Razen se perdeu em pensamentos por um instante, e interrompeu Blaze complementando:

-Lembro-me do meu primeiro dia como recruta do Vayne. Ao lado dele estava um ser com um aspecto demoníaco, que ficara encarando o Clay outrora, e agora me observava. Aquela criatura me incomodou um pouco, mas eu estava decidido a trabalhar. Alguns dias depois acabei decidindo me juntar a você no seu objetivo... E sofrer junto as conseqüências. Nesse último mês... – Razen esticou os braços e observou-os com um semblante triste. Marcas roxas se estendiam até o cotovelo. – Sofremos duas “quedas”. Eu não imaginava que fosse tão doloroso.

Blaze olhou pros braços de Razen, e continuou a falar:

-Como você já sabe, a principal característica do Legacy, além de sua mobilidade e força extremas em combate, é a capacidade denominada “queda”. Uma luva existente em seu braço lhe permite sugar determinadas quantidades de energia vital dos seres humanos, e revertê-las em energia para si próprio. Porém, a forma com que a luva suga a energia é realmente aterrorizante, devido aos distúrbios mentais causados durante o processo.
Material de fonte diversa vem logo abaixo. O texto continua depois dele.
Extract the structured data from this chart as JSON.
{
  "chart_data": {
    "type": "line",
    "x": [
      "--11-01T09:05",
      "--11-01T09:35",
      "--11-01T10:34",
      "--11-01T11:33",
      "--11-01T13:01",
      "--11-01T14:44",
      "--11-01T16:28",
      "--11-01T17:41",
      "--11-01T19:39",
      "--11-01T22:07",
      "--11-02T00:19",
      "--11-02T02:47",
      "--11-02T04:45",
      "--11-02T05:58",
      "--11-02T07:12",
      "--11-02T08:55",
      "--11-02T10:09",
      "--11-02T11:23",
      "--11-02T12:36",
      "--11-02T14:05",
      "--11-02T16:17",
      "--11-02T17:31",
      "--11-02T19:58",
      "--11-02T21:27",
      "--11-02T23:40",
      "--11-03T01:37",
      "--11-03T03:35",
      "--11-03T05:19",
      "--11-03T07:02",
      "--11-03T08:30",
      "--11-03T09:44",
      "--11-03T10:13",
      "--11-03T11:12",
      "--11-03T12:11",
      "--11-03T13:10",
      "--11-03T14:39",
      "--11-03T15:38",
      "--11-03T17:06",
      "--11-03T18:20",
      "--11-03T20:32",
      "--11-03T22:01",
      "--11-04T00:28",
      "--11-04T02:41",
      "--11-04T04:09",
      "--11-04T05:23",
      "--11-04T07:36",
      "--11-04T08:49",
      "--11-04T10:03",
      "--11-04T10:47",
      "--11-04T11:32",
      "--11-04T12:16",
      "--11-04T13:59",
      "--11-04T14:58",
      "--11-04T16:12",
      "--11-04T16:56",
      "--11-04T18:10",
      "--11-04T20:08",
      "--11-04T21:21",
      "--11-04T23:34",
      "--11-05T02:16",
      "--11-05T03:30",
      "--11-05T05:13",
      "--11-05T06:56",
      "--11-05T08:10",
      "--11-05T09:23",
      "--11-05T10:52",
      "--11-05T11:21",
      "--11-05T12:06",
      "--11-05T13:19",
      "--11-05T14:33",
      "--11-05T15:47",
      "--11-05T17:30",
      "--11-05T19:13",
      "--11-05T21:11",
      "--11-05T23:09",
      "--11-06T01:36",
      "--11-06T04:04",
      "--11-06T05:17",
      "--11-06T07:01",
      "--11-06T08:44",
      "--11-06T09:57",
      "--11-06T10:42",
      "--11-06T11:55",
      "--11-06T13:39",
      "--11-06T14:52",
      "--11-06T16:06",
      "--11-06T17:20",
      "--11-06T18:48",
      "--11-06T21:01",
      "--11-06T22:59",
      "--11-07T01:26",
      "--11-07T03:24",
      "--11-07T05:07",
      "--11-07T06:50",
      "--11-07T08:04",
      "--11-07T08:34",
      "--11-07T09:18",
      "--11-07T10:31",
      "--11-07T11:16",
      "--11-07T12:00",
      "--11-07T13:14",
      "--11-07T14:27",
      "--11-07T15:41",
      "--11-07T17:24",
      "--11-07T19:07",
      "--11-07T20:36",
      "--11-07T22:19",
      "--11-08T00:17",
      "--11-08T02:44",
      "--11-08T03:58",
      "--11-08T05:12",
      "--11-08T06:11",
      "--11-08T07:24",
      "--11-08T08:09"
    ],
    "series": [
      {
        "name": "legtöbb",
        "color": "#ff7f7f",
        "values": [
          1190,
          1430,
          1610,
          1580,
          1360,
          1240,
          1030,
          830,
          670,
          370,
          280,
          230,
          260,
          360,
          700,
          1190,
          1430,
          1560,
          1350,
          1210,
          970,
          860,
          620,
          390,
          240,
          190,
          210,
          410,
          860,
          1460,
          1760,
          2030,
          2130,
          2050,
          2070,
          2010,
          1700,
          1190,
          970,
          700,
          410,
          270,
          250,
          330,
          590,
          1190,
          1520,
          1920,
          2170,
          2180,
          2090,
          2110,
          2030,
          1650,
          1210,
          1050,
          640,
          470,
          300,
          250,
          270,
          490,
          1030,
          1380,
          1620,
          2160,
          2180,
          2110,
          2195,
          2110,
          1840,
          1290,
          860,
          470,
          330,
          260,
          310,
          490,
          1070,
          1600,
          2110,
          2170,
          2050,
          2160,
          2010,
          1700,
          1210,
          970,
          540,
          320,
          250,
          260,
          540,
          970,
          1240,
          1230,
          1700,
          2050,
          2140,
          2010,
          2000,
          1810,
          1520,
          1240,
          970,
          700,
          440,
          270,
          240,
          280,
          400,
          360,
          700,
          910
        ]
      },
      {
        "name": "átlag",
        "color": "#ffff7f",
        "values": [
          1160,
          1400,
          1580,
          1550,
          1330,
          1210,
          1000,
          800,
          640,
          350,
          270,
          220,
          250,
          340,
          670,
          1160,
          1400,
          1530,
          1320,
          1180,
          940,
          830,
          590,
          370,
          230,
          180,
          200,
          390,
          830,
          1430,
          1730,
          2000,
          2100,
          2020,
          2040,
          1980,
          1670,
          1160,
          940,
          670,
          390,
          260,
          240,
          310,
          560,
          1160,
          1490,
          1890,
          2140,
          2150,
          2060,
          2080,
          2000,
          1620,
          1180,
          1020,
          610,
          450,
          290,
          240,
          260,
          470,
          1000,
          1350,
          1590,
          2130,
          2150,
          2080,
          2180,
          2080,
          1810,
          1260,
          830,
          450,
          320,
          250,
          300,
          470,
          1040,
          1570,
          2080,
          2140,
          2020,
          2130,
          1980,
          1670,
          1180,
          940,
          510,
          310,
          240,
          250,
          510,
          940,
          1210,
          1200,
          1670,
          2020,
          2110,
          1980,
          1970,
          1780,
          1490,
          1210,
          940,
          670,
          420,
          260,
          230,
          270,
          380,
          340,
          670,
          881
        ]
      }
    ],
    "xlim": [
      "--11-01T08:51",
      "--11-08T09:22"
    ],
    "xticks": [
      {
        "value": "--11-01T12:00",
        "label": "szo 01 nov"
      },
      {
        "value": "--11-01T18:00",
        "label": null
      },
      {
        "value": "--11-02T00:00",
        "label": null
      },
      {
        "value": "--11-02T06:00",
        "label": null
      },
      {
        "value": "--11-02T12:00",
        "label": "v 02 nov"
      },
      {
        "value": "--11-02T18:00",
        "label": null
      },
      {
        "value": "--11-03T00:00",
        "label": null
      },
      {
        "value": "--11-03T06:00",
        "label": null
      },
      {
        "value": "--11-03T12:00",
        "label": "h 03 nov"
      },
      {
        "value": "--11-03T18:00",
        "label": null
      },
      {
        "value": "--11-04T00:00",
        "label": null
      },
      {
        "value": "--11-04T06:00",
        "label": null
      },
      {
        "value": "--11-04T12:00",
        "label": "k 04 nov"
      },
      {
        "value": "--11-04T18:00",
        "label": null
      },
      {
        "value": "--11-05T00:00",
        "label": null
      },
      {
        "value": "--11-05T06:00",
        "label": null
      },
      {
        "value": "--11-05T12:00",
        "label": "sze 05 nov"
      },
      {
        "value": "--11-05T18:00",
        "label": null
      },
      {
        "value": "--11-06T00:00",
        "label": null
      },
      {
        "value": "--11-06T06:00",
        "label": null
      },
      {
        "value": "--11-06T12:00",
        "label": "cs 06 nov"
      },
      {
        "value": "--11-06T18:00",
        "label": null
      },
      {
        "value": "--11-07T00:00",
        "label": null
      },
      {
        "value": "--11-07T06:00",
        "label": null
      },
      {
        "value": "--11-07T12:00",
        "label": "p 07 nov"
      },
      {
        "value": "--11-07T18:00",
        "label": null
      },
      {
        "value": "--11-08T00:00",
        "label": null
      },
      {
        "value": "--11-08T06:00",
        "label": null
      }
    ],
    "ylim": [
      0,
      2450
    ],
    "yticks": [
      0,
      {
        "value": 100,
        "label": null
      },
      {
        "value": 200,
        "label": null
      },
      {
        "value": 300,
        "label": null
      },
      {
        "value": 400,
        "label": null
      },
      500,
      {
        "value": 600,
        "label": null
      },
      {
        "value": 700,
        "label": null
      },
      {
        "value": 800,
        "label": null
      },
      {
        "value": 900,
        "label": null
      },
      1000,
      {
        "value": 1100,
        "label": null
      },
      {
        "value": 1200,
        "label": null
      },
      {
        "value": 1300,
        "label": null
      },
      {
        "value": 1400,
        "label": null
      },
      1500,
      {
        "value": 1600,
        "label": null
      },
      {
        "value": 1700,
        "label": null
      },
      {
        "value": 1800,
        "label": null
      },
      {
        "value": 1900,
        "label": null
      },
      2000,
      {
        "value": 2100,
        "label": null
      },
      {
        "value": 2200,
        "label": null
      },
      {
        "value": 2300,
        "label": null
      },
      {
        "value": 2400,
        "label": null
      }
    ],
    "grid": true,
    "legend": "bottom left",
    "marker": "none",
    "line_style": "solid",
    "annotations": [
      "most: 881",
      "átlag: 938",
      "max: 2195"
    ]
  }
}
Vayne fez um pacto com Legacy justamente por estar ciente do poder grandioso existente nele. E com esse pacto, a destruição e desequilíbrio assolaram esse país. Legacy, sozinho, aniquilou todos os membros da família Rotwild e recolocou os Pennymore no poder absoluto do país. A segunda ordem foi a de que Legacy fosse até a residência de determinados clientes dele, a fim de colocar um ponto final nas dívidas não-pagas – Blaze abaixou a cabeça por um momento – Logicamente Legacy foi até a casa dos meus pais. Neste dia estávamos tendo um jantar em família, como há muito tempo não tínhamos. Meu pai estava comentando sobre a possibilidade de nos reerguermos financeiramente com o início do meu trabalho... Ele parecia feliz. Mamãe sorria, algo que em raras oportunidades eu pude presenciar. Mas tudo durou poucos instantes. O massacre foi rápido. Legacy adentrou em nossa sala de jantar de forma misteriosa, ele simplesmente apareceu do lado de Romeu, com uma espada apontada para o pescoço do meu pai. Antes de matá-lo, o demônio cruelmente disse: - Blaze deu uma nova verificada nos vagões do trem, e continuou – “Essa é a punição para burgueses mesquinhos que acham ter direito de não pagar suas dívidas”. Legacy degolou a cabeça de Romeu sem deixá-lo tomar qualquer atitude, e saltou por cima da mesa em direção à Gisele, que só teve tempo de gritar e pedir para que eu fugisse, antes de ser retalhada pela espada do demônio. Eu me mantive imóvel, não conseguia tomar qualquer atitude vendo meus pais serem mortos. Naquele momento, Legacy voltou a sua atenção pra mim. Ele se aproximou lentamente da cadeira onde eu estava sentado, até subitamente parar e me encarar com frieza. Reparei na ausência de pupilas nele, os dois olhos amarelos pareciam mais duas fendas mortais. O rosto, que tinha um semblante de um humano comum, demonstrava nesses dois olhos a característica primaria de que ele era um demônio.

Legacy encarou-me por alguns segundos. Eu conseguia sentir a respiração ofegante dele, o cheiro de morte, e a ânsia por mais sangue. Mas, contrariando a situação e a vontade, ele não me matou. Quando aproximou o rosto, disse baixinho “Estranho. Você não é como os seres fracos que matei agora. O que diabos é essa presença que o seu corpo emana?”

Fiquei ali, assustado enquanto o demônio analisava-me com os olhos, curioso sobre a diferença entre eu e meus pais. Não consegui entender muito bem o que ele havia visto de diferente, porém aquilo contrariou os planos dele de tal forma que ele simplesmente saltou pela janela e fugiu do local, sem tocar um dedo em mim. Mas eu percebi ali que não importa o que eu faça, o meu futuro já está escrito. Seremos nós dois, apenas nós. E apenas um vai terminar o dia vivo.